En la primera sesión del juicio, el fiscal Carballo afirmó ser «consciente» de que la sentencia de Supremo obliga a rectificar su calificación, pero aplazó esa decisión hasta este momento de la vista oral, cuando toca convertirla en definitiva. Su compañero Pedro Rubira también dejó claro que habría que atenerse a la jurisprudencia del «superior jerárquico», pero para despejar dudas aseguró que su acusación se ceñiría al «principio de legalidad».

La Fiscalía considera en su escrito de calificación que los acusados fueron una «pieza clave» para «impedir o dificultar gravemente» el cumplimiento de las órdenes judiciales para así «llevar a cabo el plan secesionista». Los Mossos, mantiene, tuvieron un papel «imprescindible» para «proteger» y dar «cobertura efectiva» a los líderes secesionistas en su plan de «imponer por la fuerza de las masas» la independencia. En pos de ese objetivo, añadía, incluso realizaron «seguimientos a otros cuerpos policiales», entorpeciendo su labor y llegando en algunos casos a «oponerse físicamente».

Para los fiscales tanto Trapero como Soler y Puig colaboraron con el plan independentista del Gobierno de Puigdemont «desde su cargo y responsabilidad», poniendo a los Mossos «al servicio» de sus intereses. A Trapero la Fiscalía le achaca que articulara supuestamente «unos mecanismos de actuación que impidieran» a los agentes cumplir con las órdenes judiciales de impedir el 1-O. Puig habría alertado de la actuación de Policía y Guardia Civil y facilitado información a los impulsores del desafío «para garantizar el buen fin del mismo». En cuanto a Soler, la Fiscalía le responsabiliza de dar «cobertura y protección» a los organizadores de la consulta ilegal.

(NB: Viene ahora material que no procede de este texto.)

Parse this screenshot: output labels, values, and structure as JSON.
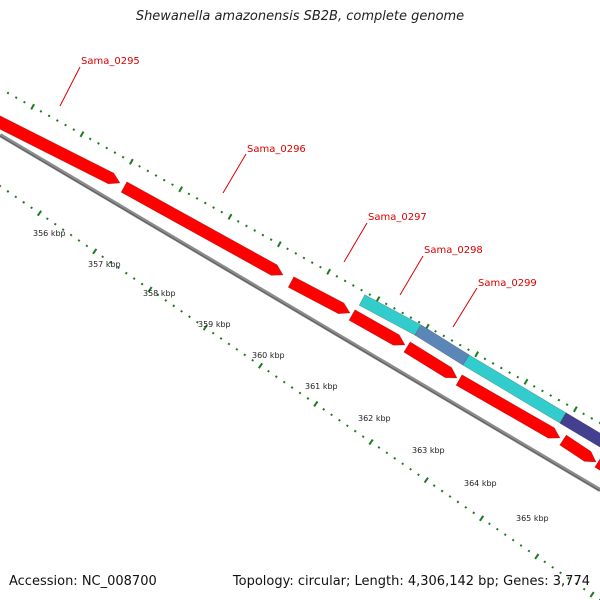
{
  "title": "Shewanella amazonensis SB2B, complete genome",
  "footer": {
    "accession": "Accession: NC_008700",
    "summary": "Topology: circular; Length: 4,306,142 bp; Genes: 3,774"
  },
  "colors": {
    "background": "#ffffff",
    "cds_red": "#ff0000",
    "cds_red_dark": "#b80000",
    "cyan_feature": "#33cccc",
    "steelblue_feature": "#5b86b8",
    "purple_feature": "#453f8f",
    "backbone": "#8c8c8c",
    "tick_green": "#1f7a1f",
    "gene_label": "#dd0000"
  },
  "gene_labels": [
    {
      "text": "Sama_0295"
    },
    {
      "text": "Sama_0296"
    },
    {
      "text": "Sama_0297"
    },
    {
      "text": "Sama_0298"
    },
    {
      "text": "Sama_0299"
    }
  ],
  "scale": {
    "unit": "kbp",
    "labels": [
      "356 kbp",
      "357 kbp",
      "358 kbp",
      "359 kbp",
      "360 kbp",
      "361 kbp",
      "362 kbp",
      "363 kbp",
      "364 kbp",
      "365 kbp"
    ]
  }
}
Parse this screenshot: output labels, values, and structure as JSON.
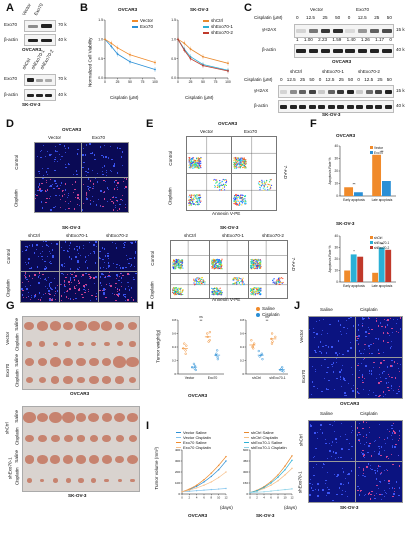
{
  "panel_letters": [
    "A",
    "B",
    "C",
    "D",
    "E",
    "F",
    "G",
    "H",
    "I",
    "J"
  ],
  "colors": {
    "vector": "#2a8fd6",
    "exo70": "#f08a2a",
    "shctrl": "#e8892e",
    "shexo70_1": "#2ab0d6",
    "shexo70_2": "#c0392b",
    "micro_bg": "#0a0a55",
    "tumor": "#c7836f"
  },
  "A": {
    "lanes_top": [
      "Vector",
      "Exo70"
    ],
    "lanes_bottom": [
      "shCtrl",
      "shExo70-1",
      "shExo70-2"
    ],
    "rows": [
      "Exo70",
      "β-actin"
    ],
    "markers": [
      "70 k",
      "40 k"
    ],
    "cell_top": "OVCAR3",
    "cell_bottom": "SK-OV-3"
  },
  "B": {
    "left_title": "OVCAR3",
    "right_title": "SK-OV-3",
    "xlabel": "Cisplatin (μM)",
    "ylabel": "Normalized Cell Viability",
    "left_legend": [
      "Vector",
      "Exo70"
    ],
    "right_legend": [
      "shCtrl",
      "shExo70-1",
      "shExo70-2"
    ],
    "xticks": [
      "0",
      "25",
      "50",
      "75",
      "100"
    ],
    "yticks": [
      "0.0",
      "0.5",
      "1.0",
      "1.5"
    ]
  },
  "C": {
    "top_groups": [
      "Vector",
      "Exo70"
    ],
    "top_doses": [
      "0",
      "12.5",
      "25",
      "50",
      "0",
      "12.5",
      "25",
      "50"
    ],
    "top_quant": [
      "1",
      "1.00",
      "2.23",
      "1.59",
      "1.40",
      "1.26",
      "1.17",
      "0"
    ],
    "bottom_groups": [
      "shCtrl",
      "shExo70-1",
      "shExo70-2"
    ],
    "bottom_doses": [
      "0",
      "12.5",
      "25",
      "50",
      "0",
      "12.5",
      "25",
      "50",
      "0",
      "12.5",
      "25",
      "50"
    ],
    "rows": [
      "γH2AX",
      "β-actin"
    ],
    "dose_label": "Cisplatin (μM)",
    "markers": [
      "15 k",
      "40 k"
    ],
    "cell_top": "OVCAR3",
    "cell_bottom": "SK-OV-3"
  },
  "D": {
    "top_title": "OVCAR3",
    "top_cols": [
      "Vector",
      "Exo70"
    ],
    "bottom_title": "SK-OV-3",
    "bottom_cols": [
      "shCtrl",
      "shExo70-1",
      "shExo70-2"
    ],
    "rows": [
      "Control",
      "Cisplatin"
    ]
  },
  "E": {
    "top_title": "OVCAR3",
    "top_cols": [
      "Vector",
      "Exo70"
    ],
    "bottom_title": "SK-OV-3",
    "bottom_cols": [
      "shCtrl",
      "shExo70-1",
      "shExo70-2"
    ],
    "rows": [
      "Control",
      "Cisplatin"
    ],
    "xlabel": "Annexin V-PE",
    "ylabel": "7-AAD"
  },
  "F": {
    "top_title": "OVCAR3",
    "bottom_title": "SK-OV-3"
  },
  "G": {
    "top_groups": [
      "Vector",
      "Exo70"
    ],
    "top_rows": [
      "Saline",
      "Cisplatin",
      "Saline",
      "Cisplatin"
    ],
    "top_caption": "OVCAR3",
    "bottom_groups": [
      "shCtrl",
      "shExo70-1"
    ],
    "bottom_rows": [
      "Saline",
      "Cisplatin",
      "Saline",
      "Cisplatin"
    ],
    "bottom_caption": "SK-OV-3"
  },
  "H": {
    "caption": "OVCAR3",
    "legend": [
      "Saline",
      "Cisplatin"
    ],
    "ylabel": "Tumor weight(g)",
    "sig": [
      "ns",
      "**",
      "ns",
      "**"
    ]
  },
  "I": {
    "ylabel": "Tumor volume (mm³)",
    "xlabel": "(days)",
    "left_caption": "OVCAR3",
    "right_caption": "SK-OV-3",
    "left_legend": [
      "Vector Saline",
      "Vector Cisplatin",
      "Exo70 Saline",
      "Exo70 Cisplatin"
    ],
    "right_legend": [
      "shCtrl Saline",
      "shCtrl Cisplatin",
      "shExo70-1 Saline",
      "shExo70-1 Cisplatin"
    ]
  },
  "J": {
    "cols": [
      "Saline",
      "Cisplatin"
    ],
    "top_rows": [
      "Vector",
      "Exo70"
    ],
    "top_caption": "OVCAR3",
    "bottom_rows": [
      "shCtrl",
      "shExo70-1"
    ],
    "bottom_caption": "SK-OV-3"
  },
  "chart_data": [
    {
      "panel": "B-left",
      "type": "line",
      "title": "OVCAR3",
      "xlabel": "Cisplatin (μM)",
      "ylabel": "Normalized Cell Viability",
      "x": [
        0,
        12.5,
        25,
        50,
        100
      ],
      "ylim": [
        0,
        1.5
      ],
      "series": [
        {
          "name": "Vector",
          "values": [
            1.0,
            0.82,
            0.62,
            0.42,
            0.22
          ]
        },
        {
          "name": "Exo70",
          "values": [
            1.0,
            0.9,
            0.78,
            0.6,
            0.4
          ]
        }
      ]
    },
    {
      "panel": "B-right",
      "type": "line",
      "title": "SK-OV-3",
      "xlabel": "Cisplatin (μM)",
      "ylabel": "Normalized Cell Viability",
      "x": [
        0,
        12.5,
        25,
        50,
        100
      ],
      "ylim": [
        0,
        1.5
      ],
      "series": [
        {
          "name": "shCtrl",
          "values": [
            1.0,
            0.9,
            0.75,
            0.55,
            0.38
          ]
        },
        {
          "name": "shExo70-1",
          "values": [
            1.0,
            0.75,
            0.55,
            0.35,
            0.2
          ]
        },
        {
          "name": "shExo70-2",
          "values": [
            1.0,
            0.72,
            0.5,
            0.32,
            0.18
          ]
        }
      ]
    },
    {
      "panel": "F-top",
      "type": "bar",
      "title": "OVCAR3",
      "ylabel": "Apoptosis Rate %",
      "categories": [
        "Early apoptosis",
        "Late apoptosis"
      ],
      "ylim": [
        0,
        40
      ],
      "series": [
        {
          "name": "Vector",
          "values": [
            7,
            33
          ]
        },
        {
          "name": "Exo70",
          "values": [
            3,
            12
          ]
        }
      ],
      "annotations": [
        "**",
        "**"
      ]
    },
    {
      "panel": "F-bottom",
      "type": "bar",
      "title": "SK-OV-3",
      "ylabel": "Apoptosis Rate %",
      "categories": [
        "Early apoptosis",
        "Late apoptosis"
      ],
      "ylim": [
        0,
        40
      ],
      "series": [
        {
          "name": "shCtrl",
          "values": [
            10,
            8
          ]
        },
        {
          "name": "shExo70-1",
          "values": [
            24,
            30
          ]
        },
        {
          "name": "shExo70-2",
          "values": [
            22,
            28
          ]
        }
      ],
      "annotations": [
        "*",
        "**"
      ]
    },
    {
      "panel": "H-left",
      "type": "scatter",
      "ylabel": "Tumor weight(g)",
      "categories": [
        "Vector",
        "Exo70"
      ],
      "ylim": [
        0,
        0.8
      ],
      "series": [
        {
          "name": "Saline",
          "values": [
            [
              0.42,
              0.35,
              0.3,
              0.38,
              0.45
            ],
            [
              0.55,
              0.5,
              0.6,
              0.48,
              0.62
            ]
          ]
        },
        {
          "name": "Cisplatin",
          "values": [
            [
              0.12,
              0.08,
              0.15,
              0.1,
              0.06
            ],
            [
              0.3,
              0.25,
              0.35,
              0.28,
              0.22
            ]
          ]
        }
      ]
    },
    {
      "panel": "H-right",
      "type": "scatter",
      "ylabel": "Tumor weight(g)",
      "categories": [
        "shCtrl",
        "shExo70-1"
      ],
      "ylim": [
        0,
        0.8
      ],
      "series": [
        {
          "name": "Saline",
          "values": [
            [
              0.45,
              0.4,
              0.5,
              0.38,
              0.42
            ],
            [
              0.55,
              0.48,
              0.6,
              0.52,
              0.45
            ]
          ]
        },
        {
          "name": "Cisplatin",
          "values": [
            [
              0.3,
              0.26,
              0.34,
              0.28,
              0.22
            ],
            [
              0.08,
              0.05,
              0.1,
              0.06,
              0.04
            ]
          ]
        }
      ]
    },
    {
      "panel": "I-left",
      "type": "line",
      "ylabel": "Tumor volume (mm³)",
      "xlabel": "(days)",
      "x": [
        0,
        2,
        4,
        6,
        8,
        10,
        12
      ],
      "ylim": [
        0,
        400
      ],
      "series": [
        {
          "name": "Vector Saline",
          "values": [
            20,
            40,
            70,
            110,
            160,
            220,
            300
          ]
        },
        {
          "name": "Vector Cisplatin",
          "values": [
            20,
            25,
            30,
            35,
            40,
            45,
            50
          ]
        },
        {
          "name": "Exo70 Saline",
          "values": [
            20,
            45,
            80,
            130,
            190,
            260,
            340
          ]
        },
        {
          "name": "Exo70 Cisplatin",
          "values": [
            20,
            35,
            55,
            80,
            110,
            150,
            200
          ]
        }
      ]
    },
    {
      "panel": "I-right",
      "type": "line",
      "ylabel": "Tumor volume (mm³)",
      "xlabel": "(days)",
      "x": [
        0,
        2,
        4,
        6,
        8,
        10,
        12
      ],
      "ylim": [
        0,
        600
      ],
      "series": [
        {
          "name": "shCtrl Saline",
          "values": [
            20,
            50,
            100,
            170,
            260,
            380,
            520
          ]
        },
        {
          "name": "shCtrl Cisplatin",
          "values": [
            20,
            40,
            75,
            120,
            180,
            260,
            350
          ]
        },
        {
          "name": "shExo70-1 Saline",
          "values": [
            20,
            45,
            90,
            150,
            230,
            330,
            460
          ]
        },
        {
          "name": "shExo70-1 Cisplatin",
          "values": [
            20,
            25,
            30,
            40,
            50,
            60,
            70
          ]
        }
      ]
    }
  ]
}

Sobre los altercados durante los registros del 20-S, los fiscales mantienen que Trapero y Laplana, responsable del operativo, «cooperaron» de forma decisiva con el fin de los líderes independentistas de obstaculizar la actuación judicial «propiciando con su deliberada pasividad la concentración durante horas de una gran masa de personas en actitud obstaculizadora y hostil», lo que obligó a la secretaria judicial a abandonar el edificio de madrugada por la azotea.